Sure, the TV show plan is a little different and definitely self-centric. But is it really such a bad idea?

Commissioner David Stern initialized the wildly successful strategy of marketing the NBA's superstars in the 1980s, and James is simply taking it to a new level.

There were accusations that James tried to hijack the Finals with his Larry King interview back in June. Really? The Finals with a Game 7 that drew the highest NBA ratings since 1998? Yeah, James thoroughly undermined that event, no question.

How many households will watch his decision Thursday? Thanks to some targeted news leaks, James and his associates have managed to make it seem as though every team he met with has a chance. OK, maybe not the Clippers. But the Bulls, Cavs, Heat, Knicks and Nets all have reason to tune in.

Let's face it, James' free-agent hoopla has been great for the NBA. It could carry over into next season when people wonder if LeBron's Bulls or LeBron's Knicks can knock off the Dwyane Wade-Chris Bosh combo, or prevent a Lakers three-peat.

On the critical side, Van Gundy mentioned Kobe Bryant and Kevin Durant as examples of players who quietly signed extensions without drawing attention to themselves. OK, Durant fits that description, but Van Gundy must have the attention span of a goldfish if he's suggesting Bryant as a shining example.

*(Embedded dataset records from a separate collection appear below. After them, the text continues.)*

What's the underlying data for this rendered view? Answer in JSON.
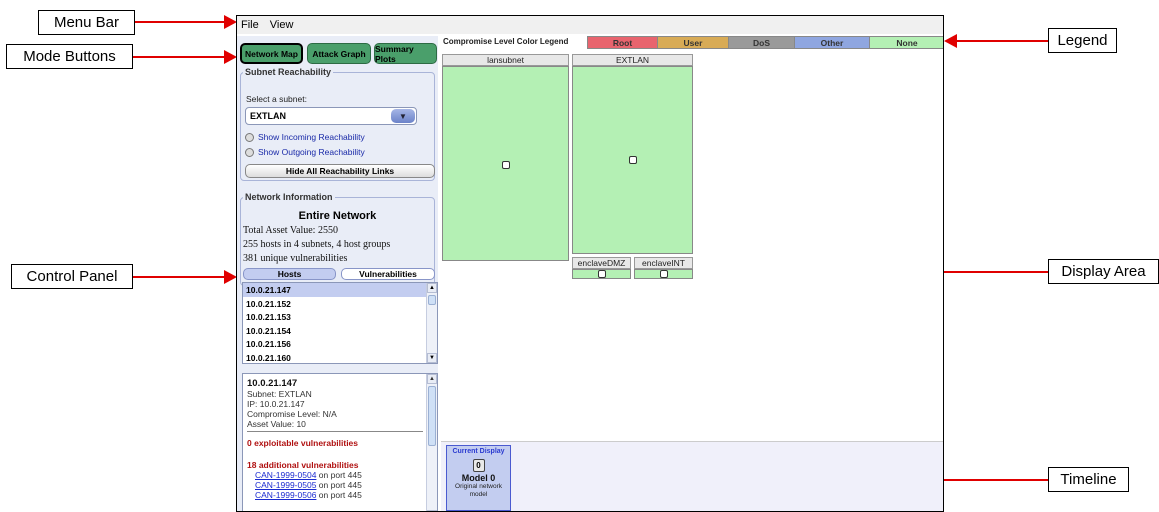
{
  "callouts": {
    "menu_bar": "Menu Bar",
    "mode_buttons": "Mode Buttons",
    "control_panel": "Control Panel",
    "legend": "Legend",
    "display_area": "Display Area",
    "timeline": "Timeline"
  },
  "menu": [
    "File",
    "View"
  ],
  "mode_buttons": [
    "Network Map",
    "Attack Graph",
    "Summary Plots"
  ],
  "reachability": {
    "title": "Subnet Reachability",
    "select_label": "Select a subnet:",
    "selected_subnet": "EXTLAN",
    "incoming": "Show Incoming Reachability",
    "outgoing": "Show Outgoing Reachability",
    "hide_button": "Hide All Reachability Links"
  },
  "network_info": {
    "title": "Network Information",
    "heading": "Entire Network",
    "asset_value": "Total Asset Value: 2550",
    "hosts_summary": "255 hosts in 4 subnets, 4 host groups",
    "vulns_summary": "381 unique vulnerabilities",
    "tab_hosts": "Hosts",
    "tab_vulns": "Vulnerabilities"
  },
  "hosts": [
    "10.0.21.147",
    "10.0.21.152",
    "10.0.21.153",
    "10.0.21.154",
    "10.0.21.156",
    "10.0.21.160"
  ],
  "host_detail": {
    "host": "10.0.21.147",
    "subnet": "Subnet: EXTLAN",
    "ip": "IP: 10.0.21.147",
    "compromise": "Compromise Level: N/A",
    "asset": "Asset Value: 10",
    "exploitable": "0 exploitable vulnerabilities",
    "additional": "18 additional vulnerabilities",
    "vulns": [
      {
        "id": "CAN-1999-0504",
        "port": " on port 445"
      },
      {
        "id": "CAN-1999-0505",
        "port": " on port 445"
      },
      {
        "id": "CAN-1999-0506",
        "port": " on port 445"
      }
    ]
  },
  "legend": {
    "title": "Compromise Level Color Legend",
    "items": [
      {
        "label": "Root",
        "color": "#e8646e"
      },
      {
        "label": "User",
        "color": "#d8ab56"
      },
      {
        "label": "DoS",
        "color": "#9a9a9a"
      },
      {
        "label": "Other",
        "color": "#8fa6e0"
      },
      {
        "label": "None",
        "color": "#b4f0b4"
      }
    ]
  },
  "subnets": [
    "lansubnet",
    "EXTLAN",
    "enclaveDMZ",
    "enclaveINT"
  ],
  "timeline": {
    "label": "Current Display",
    "number": "0",
    "model": "Model 0",
    "desc": "Original network model"
  }
}
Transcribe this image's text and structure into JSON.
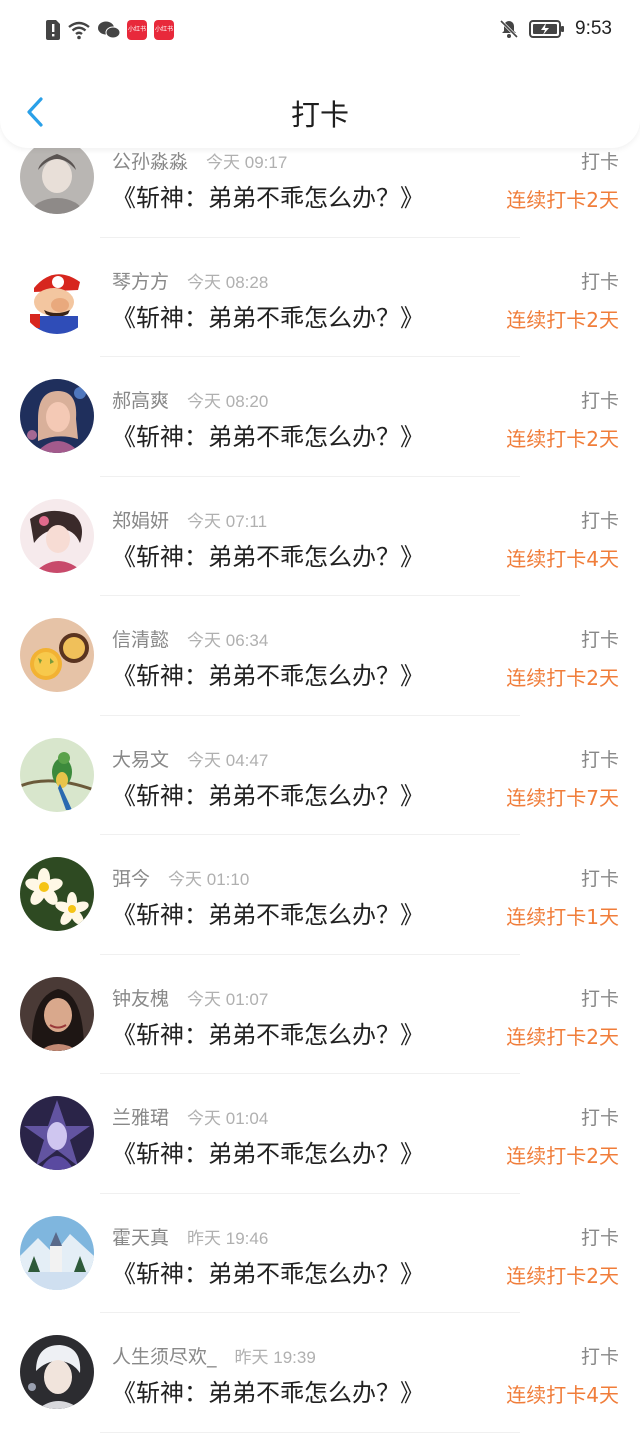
{
  "status_bar": {
    "time": "9:53",
    "app_badges": [
      "小红书",
      "小红书"
    ]
  },
  "header": {
    "title": "打卡"
  },
  "colors": {
    "accent_back": "#2aa0e8",
    "streak": "#f07d3a",
    "muted": "#888888"
  },
  "rows": [
    {
      "name": "公孙淼淼",
      "time": "今天 09:17",
      "book": "《斩神：弟弟不乖怎么办？》",
      "action": "打卡",
      "streak": "连续打卡2天",
      "avatar": "avatar-girl-gray"
    },
    {
      "name": "琴方方",
      "time": "今天 08:28",
      "book": "《斩神：弟弟不乖怎么办？》",
      "action": "打卡",
      "streak": "连续打卡2天",
      "avatar": "avatar-mario"
    },
    {
      "name": "郝高爽",
      "time": "今天 08:20",
      "book": "《斩神：弟弟不乖怎么办？》",
      "action": "打卡",
      "streak": "连续打卡2天",
      "avatar": "avatar-girl-blue"
    },
    {
      "name": "郑娟妍",
      "time": "今天 07:11",
      "book": "《斩神：弟弟不乖怎么办？》",
      "action": "打卡",
      "streak": "连续打卡4天",
      "avatar": "avatar-girl-pink"
    },
    {
      "name": "信清懿",
      "time": "今天 06:34",
      "book": "《斩神：弟弟不乖怎么办？》",
      "action": "打卡",
      "streak": "连续打卡2天",
      "avatar": "avatar-cupcakes"
    },
    {
      "name": "大易文",
      "time": "今天 04:47",
      "book": "《斩神：弟弟不乖怎么办？》",
      "action": "打卡",
      "streak": "连续打卡7天",
      "avatar": "avatar-bird"
    },
    {
      "name": "弭今",
      "time": "今天 01:10",
      "book": "《斩神：弟弟不乖怎么办？》",
      "action": "打卡",
      "streak": "连续打卡1天",
      "avatar": "avatar-flowers"
    },
    {
      "name": "钟友槐",
      "time": "今天 01:07",
      "book": "《斩神：弟弟不乖怎么办？》",
      "action": "打卡",
      "streak": "连续打卡2天",
      "avatar": "avatar-woman"
    },
    {
      "name": "兰雅珺",
      "time": "今天 01:04",
      "book": "《斩神：弟弟不乖怎么办？》",
      "action": "打卡",
      "streak": "连续打卡2天",
      "avatar": "avatar-fantasy"
    },
    {
      "name": "霍天真",
      "time": "昨天 19:46",
      "book": "《斩神：弟弟不乖怎么办？》",
      "action": "打卡",
      "streak": "连续打卡2天",
      "avatar": "avatar-winter-church"
    },
    {
      "name": "人生须尽欢_",
      "time": "昨天 19:39",
      "book": "《斩神：弟弟不乖怎么办？》",
      "action": "打卡",
      "streak": "连续打卡4天",
      "avatar": "avatar-boy-white-hair"
    }
  ]
}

Has Van Gundy forgotten Bryant's summer of self-love, when he stood in a parking lot and whined about how the Lakers failed to deliver Jason Kidd to him? Bryant got some help, went back to winning titles and everything was fine.

So James knows the score: If he starts winning championships, he'll be a hero. If he doesn't win, he'll be ridiculed.

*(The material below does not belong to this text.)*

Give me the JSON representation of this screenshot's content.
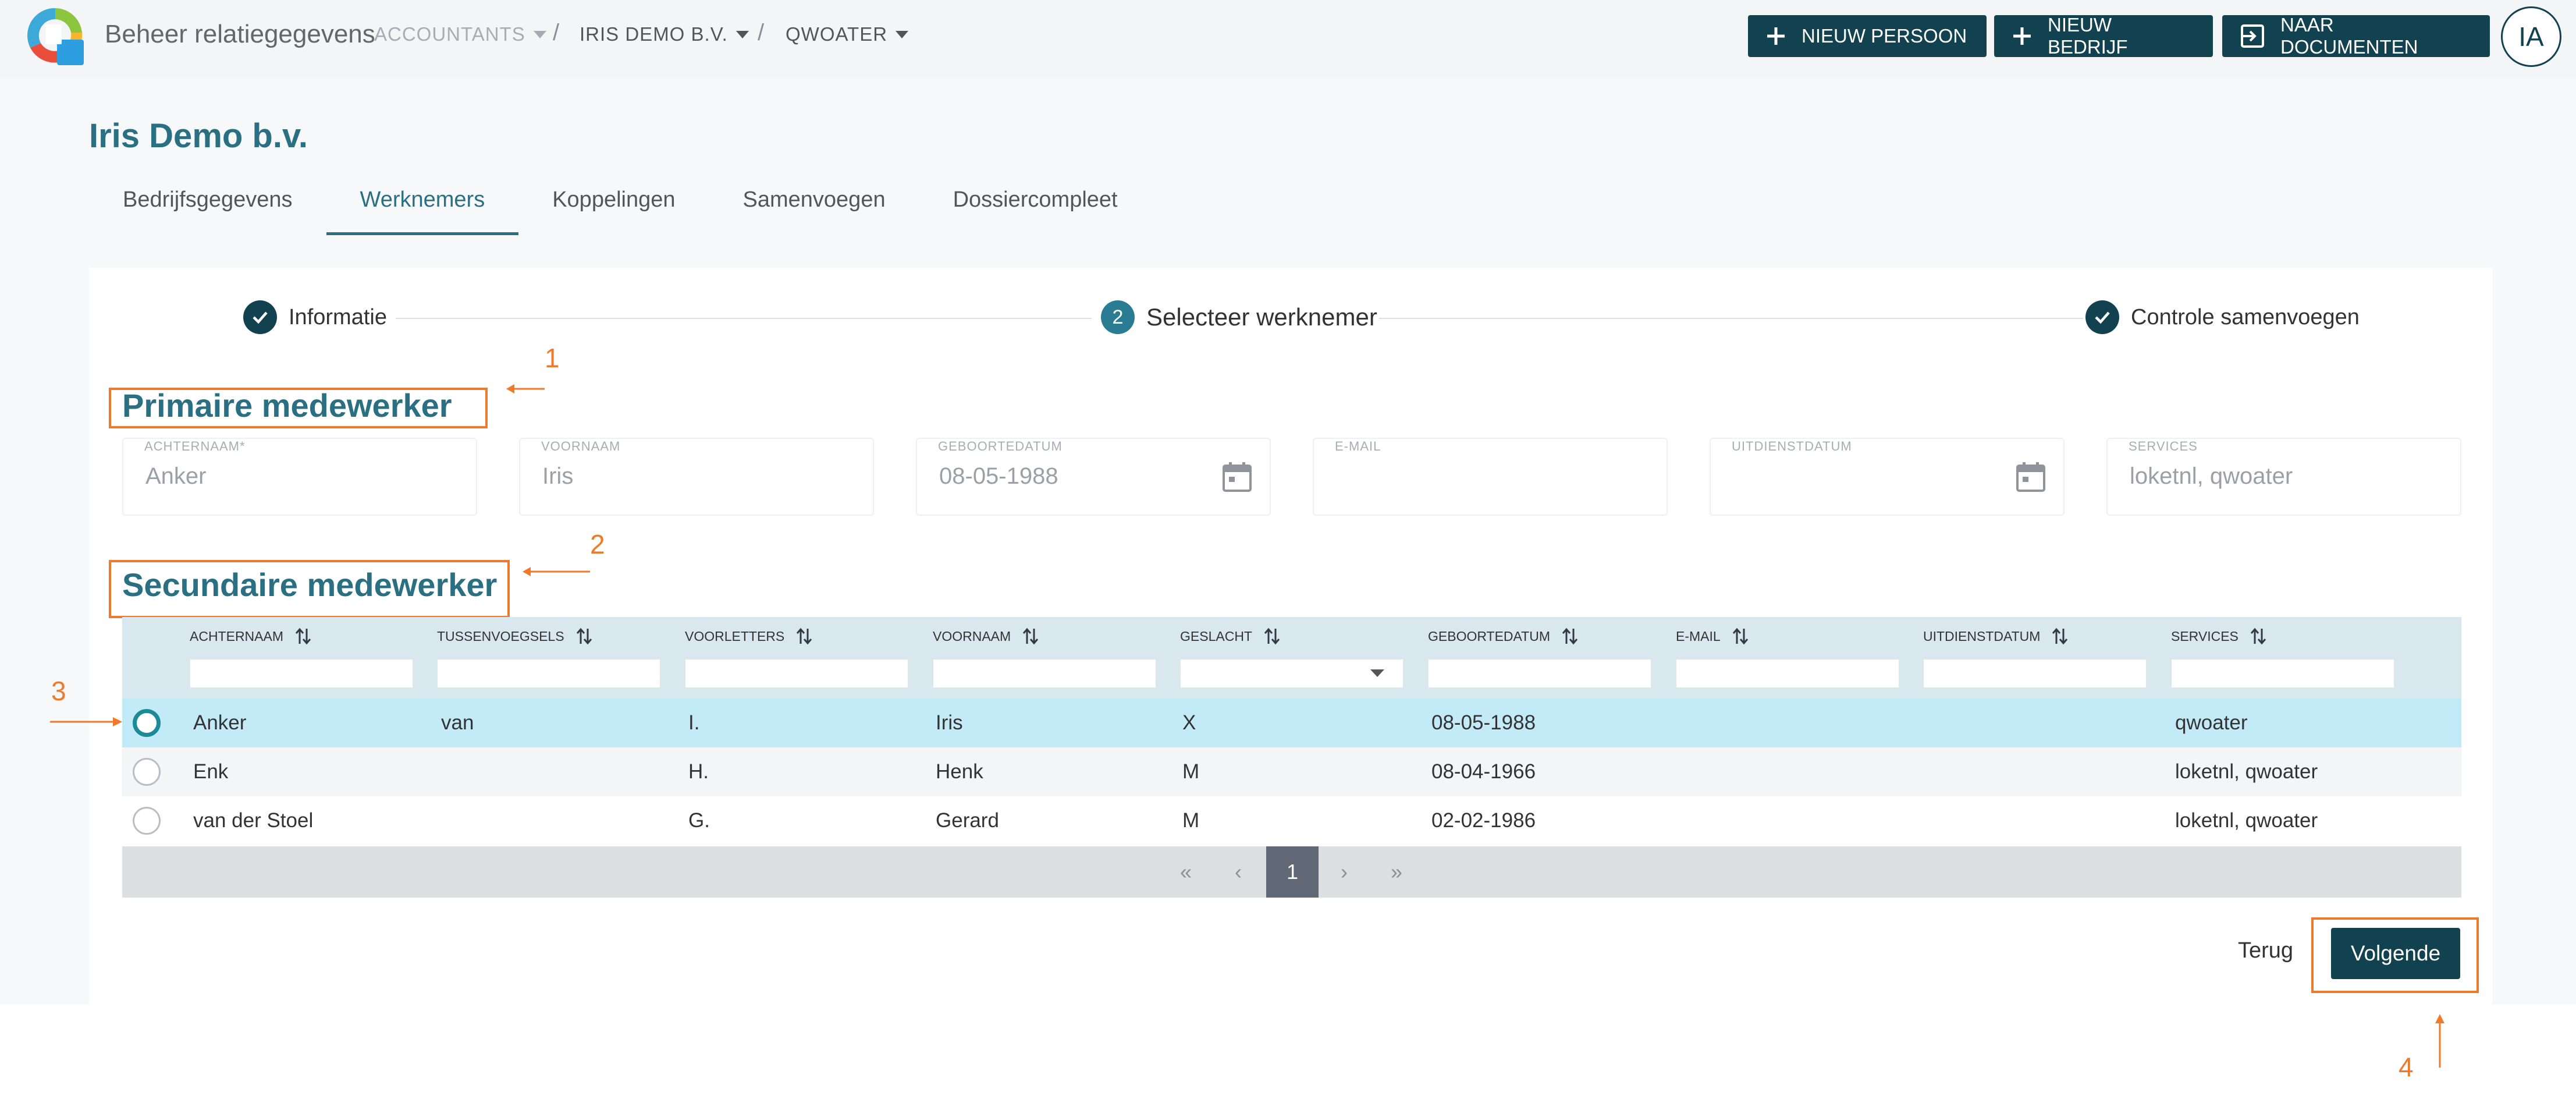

James should re-sign with the Cavaliers if that's what makes him happy. But he doesn't owe the sports fans of Northern Ohio anything. It's not his fault the Browns and Indians haven't won a title since 1964.

Just as Bryant demonstrated, James won't win without the right players around him. He should take advantage of this chance to land in the best spot.

If you don't care what he decides, change the channel.